Geologist and naturalist, who came to dominate science in New Zealand. Born in Edinburgh, the son of a lawyer, Hector was educated at the Edinburgh Academy and the High School, completing his medical training at the University of Edinburgh in 1856. He served briefly as an assistant to Sir James Simpson (1811-70) but accepted a place as surgeon and geologist on the Palliser Expedition to the Canadian Rockies on the recommendation of Sir Roderick Murchison (1792 - 1871). In 1862, he was asked to undertake a geological survey around Otago (New Zealand) which was to take three years. In 1865, he was appointed the first Director of the Geological Survey of New Zealand, acted as scientific advisor to the New Zealand government and was also responsible for setting up the Colonial Museum in Wellington. He went on to write numerous scientific papers and was appointed Chancellor of the University of New Zealand in 1885.
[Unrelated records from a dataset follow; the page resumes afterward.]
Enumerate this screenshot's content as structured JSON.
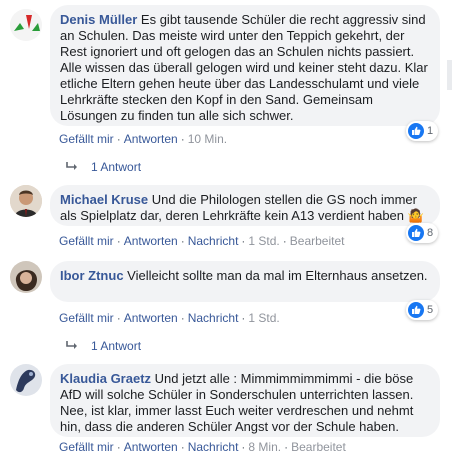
{
  "comments": [
    {
      "author": "Denis Müller",
      "text": "Es gibt tausende Schüler die recht aggressiv sind an Schulen. Das meiste wird unter den Teppich gekehrt, der Rest ignoriert und oft gelogen das an Schulen nichts passiert. Alle wissen das überall gelogen wird und keiner steht dazu. Klar etliche Eltern gehen heute über das Landesschulamt und viele Lehrkräfte stecken den Kopf in den Sand. Gemeinsam Lösungen zu finden tun alle sich schwer.",
      "like_label": "Gefällt mir",
      "reply_label": "Antworten",
      "time": "10 Min.",
      "reaction_count": "1",
      "replies_label": "1 Antwort"
    },
    {
      "author": "Michael Kruse",
      "text": "Und die Philologen stellen die GS noch immer als Spielplatz dar, deren Lehrkräfte kein A13 verdient haben",
      "emoji": "🤷",
      "like_label": "Gefällt mir",
      "reply_label": "Antworten",
      "message_label": "Nachricht",
      "time": "1 Std.",
      "edited_label": "Bearbeitet",
      "reaction_count": "8"
    },
    {
      "author": "Ibor Ztnuc",
      "text": "Vielleicht sollte man da mal im Elternhaus ansetzen.",
      "like_label": "Gefällt mir",
      "reply_label": "Antworten",
      "message_label": "Nachricht",
      "time": "1 Std.",
      "reaction_count": "5",
      "replies_label": "1 Antwort"
    },
    {
      "author": "Klaudia Graetz",
      "text": "Und jetzt alle : Mimmimmimmimmi - die böse AfD will solche Schüler in Sonderschulen unterrichten lassen. Nee, ist klar, immer lasst Euch weiter verdreschen und nehmt hin, dass die anderen Schüler Angst vor der Schule haben.",
      "like_label": "Gefällt mir",
      "reply_label": "Antworten",
      "message_label": "Nachricht",
      "time": "8 Min.",
      "edited_label": "Bearbeitet"
    }
  ],
  "colors": {
    "author": "#385898",
    "bubble": "#f2f3f5",
    "like_blue": "#1877f2"
  }
}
He was elected a Fellow of the Royal Society of Edinburgh (1860), Fellow of the Royal Geographical Society (1861), a Fellow of the Royal Society (1866), awarded a Golden Cross by the German Emperor in 1864, the Lyell Medal of the Geological Society in 1876 and the Founder's Medal of the Royal Geographical Society in 1891. He was knighted in 1886.

Retiring in 1903, he died at his home near Wellington. An award, a settlement, Mount Hector, Lake Hector and eleven species, including Hector's Dolphin (Cephalorhynchus hectori), all bear his name. He is also remembered by a substantial monument in Canada.